Medicina (B. Aires) vol.71 no.3 Ciudad Autónoma de Buenos Aires jun. 2011

 

CARTA AL COMITÉ DE REDACCIÓN

Sobre chaperonas, epigénesis y enfermedad

 

La relectura del editorial sobre el sistema ubiquitina-proteosoma, del Dr. Basilio Kotsias1, casi simultáneamente con la lectura de un trabajo publicado recientemente por Macario A y col.2, me ha llevado a elaborar una asociación de ideas sobre el posible rol de ciertos mecanismos epigenéticos en la producción de las llamadas chaperonopatías.
Sabemos que los mecanismos epigenéticos producen cambios en la expresión de la información genética sin la ocurrencia de mutación. Se trata de modificaciones del ADN generalmente asociadas a la adición de grupos funcionales metilos, acetilos, fosfatos, o de ciertas proteínas. Estos cambios inhiben o modifican la expresión de los genes que conservan intacta su secuencia nucleotídica. Así parecen funcionar la metilación del ADN y la acetilación de las histonas que acompañan al ADN en el nucleosoma.
En general se acepta que las metilaciones se relacionan con represión de la expresión del gen involucrado, y las acetilaciones lo hacen con la activación de la expresión génica, sin que esta afirmación pueda ser tomada como una regla sin excepciones. La alteración de la configuración de las histonas ocurre frecuentemente por acetilación o desacetilación, pero también por otros mecanismos como la ubiquitinización. Estas modificaciones parecen mantener cierta fijeza que podría llegar a definir un código epigenético. Protagonistas necesarios en la formación del código de histonas serían aquellas enzimas cuya tarea consiste en incorporar o remover los grupos funcionales.
A pesar de lo mucho que se ha investigado últimamente, mucho más es lo que aún queda por conocer acerca de los mecanismos de la epigénesis que actúan a nivel molecular en el interior de la célula, como el estrés; o que se manifiestan a nivel del desarrollo en la embriogénesis, como el aumento de temperatura ambiente (recordemos la conocida asociación entre hipertermia materna y anomalías de los miembros en el embrión en gestación).
Los mecanismos epigenéticos, muchos de los cuales constituyen la respuesta a factores ambientales, juegan un papel de relevancia en procesos fisiológicos como la estabilidad de los cromosomas a lo largo del ciclo y la inactivación selectiva del cromosoma X en las mujeres, aunque en determinadas circunstancias contribuyen a desencadenar enfermedad.
En algunos casos de síndromes de Prader-Willi y Angelman, la impronta producida por la metilación génica constituye un patrón heredable que contribuye a determinar un tipo de expresión fenotípica diferencial, según la metilación ocurra en el alelo materno o el paterno.

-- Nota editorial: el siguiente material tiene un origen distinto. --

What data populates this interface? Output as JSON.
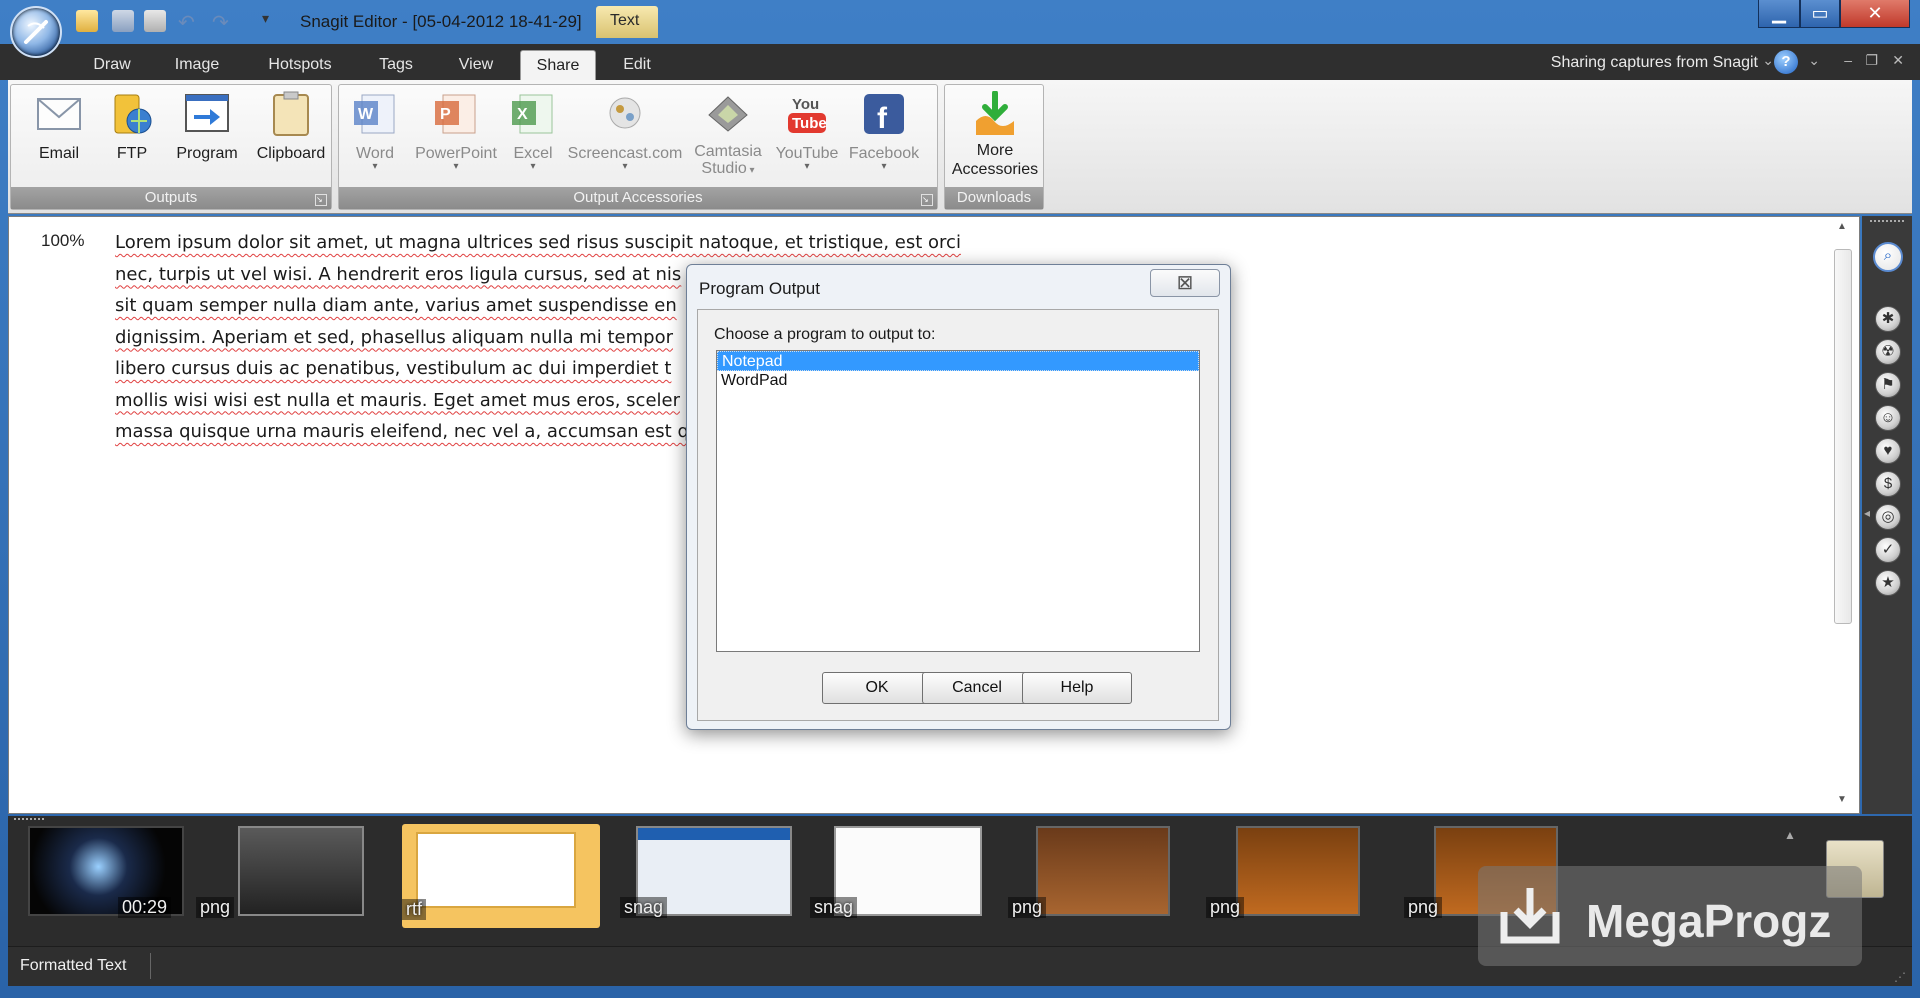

Las características fenotípicas serán entonces muy diferentes según el origen parental del segmento genético metilado o inactivo.
Las chaperonas son proteínas que asisten a las proteínas funcionales en su plegamiento, ensamblaje y transporte hacia el sitio celular de acción de las mismas. En las últimas décadas han sido numerosas las investigaciones sobre los mecanismos moleculares involucrados en la estructura y evolución de las moléculas chaperonas y su participación en diferentes procesos celulares. Su alteración ocasiona una gran variedad de efectos como cáncer, envejecimiento y ciertos síndromes genéticos que deben ser considerados en medicina humana3.
El concepto de chaperonopatía engloba a todas aquellas condiciones que responden a un mismo mecanismo molecular que involucra a las chaperonas4, 5. Se las ha clasificado en genéticas y adquiridas6. Entre las primeras se incluyen algunos síndromes como el de Bardet-Biedl, el de Williams, ciertas neuropatías y algunas cardiomiopatías.
Entre las chaperonopatías adquiridas se han descripto procesos como el envejecimiento y algunas enfermedades inmunológicas y neurodegenerativas, entre otras.
Diversos mecanismos moleculares han sido propuestos para el desarrollo de chaperonopatías. A aquellos ya señalados en artículos previos como la mutación, modificación pos-traducción, desregulación del gen y polimorfismo genético, se me ocurre que podrían agregarse -a manera de hipótesis- ciertas modificaciones epigenéticas que tendrían su sitio de acción en el nucleosoma. Las chaperonas también podrían ser "besadas" precozmente, en las histonas del nucleosoma, por la ubiquitina (o por otros grupos como acetilos o fosfatos), pero en este caso el "beso" no sería fatal. Produciría-eso sí- la distorsión de la función chaperona que en ocasiones podría ser peor que la muerte.
En los últimos tiempos la ciencia, y especialmente la genética médica, ha puesto su mirada con demasiada fijeza en los genes y en la mutación, sobre todo a partir del desciframiento del genoma humano, como si con este logro se hubiera llegado a la cima del conocimiento sobre la variación, transmisión y perpetuación de los caracteres. Los nuevos mecanismos de la epigénesis han complicado el panorama cuando creíamos que nos encontrábamos en el umbral de comprenderlo todo. Hoy debemos reconocer que posiblemente apenas estemos
en los comienzos de la era de la epigenética y que tal vez ha llegado el momento de comenzar a prestar más atención a la relación entre epigenética, chaperonas y enfermedad.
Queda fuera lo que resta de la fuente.